How can I be your dream?  Because even though I’m currently all the way in Arlington, celebrating my niece’s 3rd birthday (Happy Birthday, Shannon! — that’s the cool thing about the Internet, this’ll still be here in the future for her to read), I still made the time to put together this weekend’s edition of Lisa Marie’s Favorite Grindhouse and Exploitation Trailers.  And I can be your nightmare because … well, that’s my little secret.

Anyway, here’s this weekend’s trailers…

1) Beyond Evil (1980)

Several posts ago, I featured a trailer for a movie called Death Has Blue Eyes.  (I love that title, by the way.  I’m going to call my autobiography Lisa Marie Has Mismatched Eyes.)  Judging from the trailer, this movie could have been called Evil Will Have Wide Lapels.  Speaking of eyes, this is yet another movie from 1980 to feature someone shooting beams from her eyes.  Apparently, eye beams were a big deal in the early 80s.

2) The Dark (1979)

For example, The Dark came out in 1979 and what does it feature?  That’s right — laser beams being shot from the eyes.  Seriously, was this a metaphor for all the cocaine that I’ve heard people were snorting back then? 

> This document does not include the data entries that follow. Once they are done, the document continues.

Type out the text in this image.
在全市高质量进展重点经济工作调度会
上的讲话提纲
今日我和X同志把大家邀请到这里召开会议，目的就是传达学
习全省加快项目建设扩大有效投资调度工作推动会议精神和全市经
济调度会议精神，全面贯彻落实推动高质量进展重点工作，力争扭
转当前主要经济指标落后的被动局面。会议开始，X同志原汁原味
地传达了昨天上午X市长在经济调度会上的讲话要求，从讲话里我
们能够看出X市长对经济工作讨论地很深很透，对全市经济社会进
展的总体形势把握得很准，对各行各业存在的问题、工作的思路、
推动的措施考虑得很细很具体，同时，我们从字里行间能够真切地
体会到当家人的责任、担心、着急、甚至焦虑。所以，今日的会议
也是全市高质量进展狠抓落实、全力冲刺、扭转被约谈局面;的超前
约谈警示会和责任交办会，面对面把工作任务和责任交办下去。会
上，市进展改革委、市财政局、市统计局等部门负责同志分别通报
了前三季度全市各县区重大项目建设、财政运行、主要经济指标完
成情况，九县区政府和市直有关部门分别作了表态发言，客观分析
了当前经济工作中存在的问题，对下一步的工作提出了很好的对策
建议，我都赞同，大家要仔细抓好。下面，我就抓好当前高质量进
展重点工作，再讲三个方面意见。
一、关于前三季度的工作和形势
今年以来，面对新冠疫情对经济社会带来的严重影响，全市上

3) Parts: The Clonus Horror (1979)

Films in the 70s and the early 80s were apparently not just obsessed with aliens shooting lasers from their eyes.  They were also obsessed with character actor Keenan Wynn.  He was featured in The Dark and, that same year, he was also featured in Parts: The Clonus Horror.  As for Clonus Horror, I’m guessing that it must be a grindhouse version of one of last year’s best films, Never Let Me Go.

4) The Clones (1973)

Speaking of clones, here’s the trailer for The Clones.  Now, some people have claimed that this might be the most boring trailer ever but I kinda like it just because I think the constant switching from the overly dry voice over to the more surreal scenes of the film creates a kinda neat effect.  Believe it or not, I actually have a battered old VHS copy of this film.  And it’s not half bad.  It ends with this really neat gunfight at an abandoned amusement park that — for some reason — just happens to be sitting out in the middle of Death Valley.  Oh, and John Drew Barrymore is in it, acting like John Drew Barrymore.  (I also love the fact that apparently, cloning was such a new concept at this point that the trailer had to include a guide to make sure people understood how to properly pronounce the word.)

5) Rituals (1977)

Actually, I guess the 70s most have been scary all around because apparently, not even Hal Holbrook was safe.  I’ve heard good things about this movie though I’ve never actually seen it.  I know Code Red announced a DVD release but is Code Red even in business anymore?  It’s difficult to keep track.  Anyway, this looks like a good movie to have on hand if I ever have to justify why I don’t camp.

6) Venus In Furs (196?)

Well, the 70s are pretty icky, huh?  Maybe it’d be better if we took our cinematic time machine back to the 60s, when this adaptation of the Marquis De Sade’s Venus in Furs was apparently made and released.  I don’t know much about this film beyond the fact that it is not to be confused with Jess Franco’s Venus in Furs, which starred James Darren and Klaus Kinksi.